Facing downwards lower your body so your clothes just touch the water surface. Stay dry. Don't go all in yet. Hold this position for a moment.
Push up by straightening your arms until your elbows are locked, then return to the starting position (with your chest just touching the water).
Finally move into knee deep water.
Immerse yourself fully on the way down.
Then push your body up and out of the water,
which is quite a challenge when your wear lots of heavy wet clothes.
This is great fun, but rather exhausting.
This push up exercise on the poolside can be inserted when swimming laps.
Come out of the pool and go onto the floor on all fours. Position your hands slightly wider than your shoulders.
Don't lock out the elbows but keep them slightly bent. Extend your legs back so you are balanced on your hands and toes, your feet hip-width apart.
Keep a tight core throughout the entire exercise and hold your body in a fairly straight line. Once in this position, here is how you will do a push-up:
- Contract your abs and tighten your core by pulling your belly button toward your spine.
- Inhale as you slowly bend your elbows and lower yourself to the floor, until your elbows are at a 90-degree angle.
- Exhale while contracting your chest muscles and pushing back up through your hands, returning to the start position.
- After about 10-40 push ups go back into the pool and continue your swimming laps in the pool.
The Hindu Push-up is a staple exercise in the training routines of Asian lifeguards. Many believe it originated in India.
It consists of a dynamic full body movement that will build strength and flexibility in your chest, shoulders, back, hips, and triceps. Another benefit when doing it in water is that it will prepare you for surf swimming. You get used to water washing over your head while you exercise.
Dive in head first
Get in position by standing with your feet slightly wider than shoulder width apart.

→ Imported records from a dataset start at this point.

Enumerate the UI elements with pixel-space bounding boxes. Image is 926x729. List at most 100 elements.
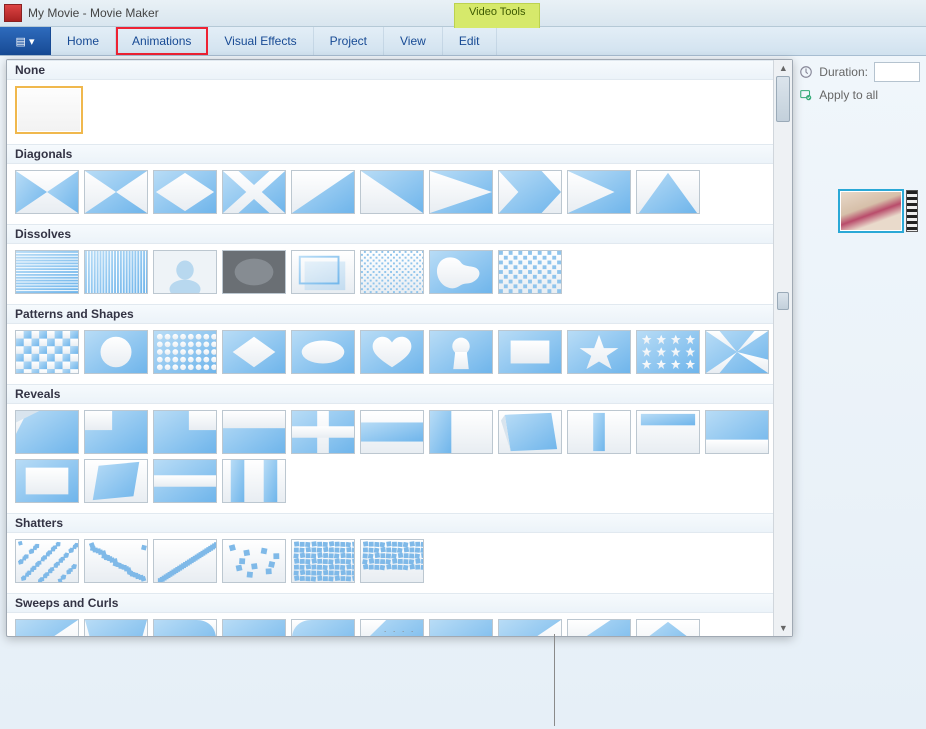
transition-diss-rects-stack[interactable] [291,250,355,294]
transition-rev-page-corner[interactable] [15,410,79,454]
group-items-diagonals [15,168,771,220]
transition-sw-wedge-tl[interactable] [567,619,631,636]
transition-pat-oval[interactable] [291,330,355,374]
transition-diag-tri-up[interactable] [636,170,700,214]
transition-sw-curl-br[interactable] [222,619,286,636]
transition-pat-wheel[interactable] [705,330,769,374]
duration-input[interactable] [874,62,920,82]
transition-rev-cross[interactable] [291,410,355,454]
window-title: My Movie - Movie Maker [28,6,159,20]
transition-rev-bar-bottom[interactable] [705,410,769,454]
transition-shat-sparse[interactable] [84,539,148,583]
transition-pat-star[interactable] [567,330,631,374]
app-window: My Movie - Movie Maker Video Tools ▤ ▾ H… [0,0,926,729]
file-menu[interactable]: ▤ ▾ [0,27,51,55]
group-items-none [15,84,771,140]
transition-shat-diag[interactable] [153,539,217,583]
transition-shat-dense[interactable] [15,539,79,583]
transition-diag-bowtie-narrow[interactable] [84,170,148,214]
playhead-line[interactable] [554,634,555,726]
transition-diag-tri-bl[interactable] [360,170,424,214]
timeline-clip[interactable] [838,188,918,234]
transition-diss-lines-v[interactable] [84,250,148,294]
apply-all-icon [799,88,813,102]
transition-rev-col-left[interactable] [429,410,493,454]
transition-shat-grid-b[interactable] [360,539,424,583]
transition-pat-heart[interactable] [360,330,424,374]
scroll-nub[interactable] [777,292,789,310]
tab-visual_effects[interactable]: Visual Effects [208,27,313,55]
filmstrip-icon [906,190,918,232]
group-header-dissolves: Dissolves [7,224,773,244]
group-header-reveals: Reveals [7,384,773,404]
transition-pat-circle[interactable] [84,330,148,374]
transition-rev-rect-tr[interactable] [153,410,217,454]
tab-project[interactable]: Project [314,27,384,55]
group-header-patterns: Patterns and Shapes [7,304,773,324]
transition-pat-stars-grid[interactable] [636,330,700,374]
transition-diss-lines-h[interactable] [15,250,79,294]
transition-pat-dots[interactable] [153,330,217,374]
transition-pat-rect[interactable] [498,330,562,374]
transition-pat-keyhole[interactable] [429,330,493,374]
scroll-thumb[interactable] [776,76,790,122]
transition-diag-tri-tl[interactable] [291,170,355,214]
transition-rev-gap-h[interactable] [153,459,217,503]
group-items-dissolves [15,248,771,300]
transition-sw-curl-tr[interactable] [153,619,217,636]
apply-all-row[interactable]: Apply to all [799,88,920,102]
transition-diss-blur-dark[interactable] [222,250,286,294]
transition-diag-tri-right[interactable] [429,170,493,214]
tab-home[interactable]: Home [51,27,116,55]
transition-shat-grid-a[interactable] [291,539,355,583]
resize-grip-icon[interactable]: . . . . [384,624,416,634]
tab-view[interactable]: View [384,27,443,55]
contextual-tab-video-tools[interactable]: Video Tools [454,3,540,28]
transition-diag-arrow-right[interactable] [498,170,562,214]
clock-icon [799,65,813,79]
group-items-reveals [15,408,771,509]
transition-diag-chevron-right[interactable] [567,170,631,214]
group-items-shatters [15,537,771,589]
titlebar: My Movie - Movie Maker Video Tools [0,0,926,27]
transition-shat-few[interactable] [222,539,286,583]
app-icon [4,4,22,22]
transition-diag-diamond[interactable] [153,170,217,214]
transition-rev-rect-top[interactable] [222,410,286,454]
ribbon-tabs: ▤ ▾ HomeAnimationsVisual EffectsProjectV… [0,27,926,56]
duration-row: Duration: [799,62,920,82]
transition-rev-rect-middle[interactable] [360,410,424,454]
transition-diss-checker-dense[interactable] [498,250,562,294]
clip-thumbnail[interactable] [838,189,904,233]
transition-rev-bar-top[interactable] [636,410,700,454]
transition-diag-bowtie[interactable] [15,170,79,214]
gallery-scrollbar[interactable]: ▲ ▼ [773,60,792,636]
tab-animations[interactable]: Animations [116,27,208,55]
transition-rev-flip-page[interactable] [498,410,562,454]
transition-diss-blur-person[interactable] [153,250,217,294]
transition-diag-x-cross[interactable] [222,170,286,214]
scroll-down-icon[interactable]: ▼ [774,620,792,636]
transition-pat-diamond[interactable] [222,330,286,374]
group-header-shatters: Shatters [7,513,773,533]
transition-diss-pixelate[interactable] [360,250,424,294]
transition-diss-splotch[interactable] [429,250,493,294]
transition-rev-bars-v[interactable] [222,459,286,503]
transition-sw-curl-tl[interactable] [291,619,355,636]
transition-sw-wedge-bottom[interactable] [429,619,493,636]
transition-sw-diamond-wide[interactable] [636,619,700,636]
group-header-sweeps: Sweeps and Curls [7,593,773,613]
transition-rev-rotated-rect[interactable] [84,459,148,503]
transition-none-blank[interactable] [15,86,83,134]
scroll-up-icon[interactable]: ▲ [774,60,792,76]
transition-pat-checker[interactable] [15,330,79,374]
transition-sw-wedge-right[interactable] [498,619,562,636]
group-header-diagonals: Diagonals [7,144,773,164]
transition-rev-white-center[interactable] [15,459,79,503]
tab-edit[interactable]: Edit [443,27,497,55]
transition-rev-rect-tl[interactable] [84,410,148,454]
transition-rev-stripe-v[interactable] [567,410,631,454]
transition-sw-tri-large[interactable] [15,619,79,636]
gallery-scroll-area: NoneDiagonalsDissolvesPatterns and Shape… [7,60,773,636]
transition-sw-trapezoid[interactable] [84,619,148,636]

Take a deep breath and bend down and place your hands on the floor while keeping your arms and legs straight, with your head pointing down into the water.
Now make sort of a downward swooping motion with your body. Bring your body deeper under water by bending your elbows.

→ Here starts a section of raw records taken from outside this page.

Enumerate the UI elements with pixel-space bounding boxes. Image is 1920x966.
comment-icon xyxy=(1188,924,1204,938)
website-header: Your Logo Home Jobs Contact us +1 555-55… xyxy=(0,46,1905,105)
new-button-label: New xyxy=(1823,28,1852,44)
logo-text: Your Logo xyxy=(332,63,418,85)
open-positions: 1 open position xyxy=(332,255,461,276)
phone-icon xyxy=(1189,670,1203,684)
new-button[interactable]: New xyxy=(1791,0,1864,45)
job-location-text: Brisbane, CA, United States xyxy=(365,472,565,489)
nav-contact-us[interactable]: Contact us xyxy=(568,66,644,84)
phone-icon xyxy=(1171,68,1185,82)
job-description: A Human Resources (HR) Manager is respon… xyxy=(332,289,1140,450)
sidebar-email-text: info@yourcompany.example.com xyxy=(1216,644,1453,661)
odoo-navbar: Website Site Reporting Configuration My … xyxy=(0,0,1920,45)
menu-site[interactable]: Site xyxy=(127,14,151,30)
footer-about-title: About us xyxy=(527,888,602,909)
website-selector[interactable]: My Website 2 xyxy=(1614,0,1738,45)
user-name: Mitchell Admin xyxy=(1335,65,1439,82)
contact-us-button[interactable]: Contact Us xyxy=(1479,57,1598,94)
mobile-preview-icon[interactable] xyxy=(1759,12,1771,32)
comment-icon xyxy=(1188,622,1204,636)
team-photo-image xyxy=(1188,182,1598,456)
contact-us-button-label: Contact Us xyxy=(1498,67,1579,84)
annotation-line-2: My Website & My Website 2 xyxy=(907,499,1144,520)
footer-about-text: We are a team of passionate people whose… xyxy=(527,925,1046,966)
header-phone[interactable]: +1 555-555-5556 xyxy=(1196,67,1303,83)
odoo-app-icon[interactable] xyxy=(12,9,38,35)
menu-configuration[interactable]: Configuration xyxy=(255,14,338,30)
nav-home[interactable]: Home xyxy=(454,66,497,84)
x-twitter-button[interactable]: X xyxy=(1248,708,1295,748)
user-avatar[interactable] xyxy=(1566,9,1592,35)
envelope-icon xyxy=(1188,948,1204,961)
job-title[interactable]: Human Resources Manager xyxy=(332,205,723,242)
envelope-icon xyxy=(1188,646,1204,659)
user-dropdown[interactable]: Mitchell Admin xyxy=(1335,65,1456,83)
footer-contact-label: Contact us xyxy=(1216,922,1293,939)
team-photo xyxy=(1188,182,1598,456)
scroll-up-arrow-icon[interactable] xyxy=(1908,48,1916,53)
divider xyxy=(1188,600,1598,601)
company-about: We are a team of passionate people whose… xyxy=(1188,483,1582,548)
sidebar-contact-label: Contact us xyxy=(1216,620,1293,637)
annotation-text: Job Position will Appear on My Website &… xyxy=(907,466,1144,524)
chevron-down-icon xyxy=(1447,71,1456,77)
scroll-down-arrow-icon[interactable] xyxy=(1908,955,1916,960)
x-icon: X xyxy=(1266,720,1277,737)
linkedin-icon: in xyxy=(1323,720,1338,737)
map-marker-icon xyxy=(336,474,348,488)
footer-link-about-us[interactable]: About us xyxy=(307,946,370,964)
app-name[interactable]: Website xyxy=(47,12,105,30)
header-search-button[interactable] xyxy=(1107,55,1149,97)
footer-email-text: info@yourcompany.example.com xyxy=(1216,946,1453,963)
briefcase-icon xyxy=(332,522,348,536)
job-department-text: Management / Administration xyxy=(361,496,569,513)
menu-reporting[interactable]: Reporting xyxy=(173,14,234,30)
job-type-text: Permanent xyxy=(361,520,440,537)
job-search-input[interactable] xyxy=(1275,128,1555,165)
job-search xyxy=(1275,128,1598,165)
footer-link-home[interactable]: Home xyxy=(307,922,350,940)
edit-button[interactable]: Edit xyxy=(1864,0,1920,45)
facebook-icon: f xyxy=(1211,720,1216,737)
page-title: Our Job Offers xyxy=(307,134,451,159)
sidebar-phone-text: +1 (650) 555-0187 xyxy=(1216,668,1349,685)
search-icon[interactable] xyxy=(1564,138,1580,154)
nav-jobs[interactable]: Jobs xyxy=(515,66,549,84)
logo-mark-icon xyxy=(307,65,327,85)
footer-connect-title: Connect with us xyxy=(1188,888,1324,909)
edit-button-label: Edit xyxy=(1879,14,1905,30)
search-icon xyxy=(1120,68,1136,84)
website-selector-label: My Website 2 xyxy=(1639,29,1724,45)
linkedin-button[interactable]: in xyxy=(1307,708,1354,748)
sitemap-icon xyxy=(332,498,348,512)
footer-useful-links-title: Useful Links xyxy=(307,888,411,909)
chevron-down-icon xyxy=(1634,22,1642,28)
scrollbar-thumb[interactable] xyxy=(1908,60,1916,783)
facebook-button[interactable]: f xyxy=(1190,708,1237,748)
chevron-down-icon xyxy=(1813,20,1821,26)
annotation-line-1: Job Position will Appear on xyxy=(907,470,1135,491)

When your head gets close to the pool floor, continue moving your torso forward by arching your back. Lower your hips so they will now be near your hands and raise your head out of the water. Make sure to get a good stretch in your back.
Return to the starting position by doing the same swooping motion you made on the descent but in reverse.
This gives those muscles a bit more of a workout.
Deep Water Poolside Push-up
This is a great arm and upper body workout. As you get good with this, add more clothes to make it more challenging. Push-ups get tough in heavy kit. Try different hand positions, closer together or further apart.
Go into the pool. Facing the edge, put your hands on the poolside. Slowly raise yourself out of the water. Then go down and fully submerge. Repeat.
Next turn around, with your back towards the poolside, and push up that way. You'll exercise a different set of muscles.
Sit-ups in Shallow Water
Sit in knee deep water. Bend your knees at a 90-degree angle and put your feet flat on the floor. Get a friend to hold them down, if possible. Place your hands on the side of your head.
Press your lower back against the floor to begin the movement with your face under water, curl up and touch your elbows to your knees (count one), then return to the starting position.
Exhale as you come up; inhale when upright. Perform as many sit-ups as you can in 60 seconds.
Stop when the movement becomes forcibly strained, you feel nausea in your stomach, or when you start to lift your buttocks off the floor at the beginning of each repetition.
Move to slightly deeper water so that your face gets fully submersed during each repetition.
This will prepare you for lifesaving in the sea, where waves wash over you.
Now run to the beach and do all of the above in the surf, dressed in rugged sports clothes, like a tracksuit, socks and shoes. Be aware that the waves will push you around and run over you. The surf will challenge you a lot more than the pool.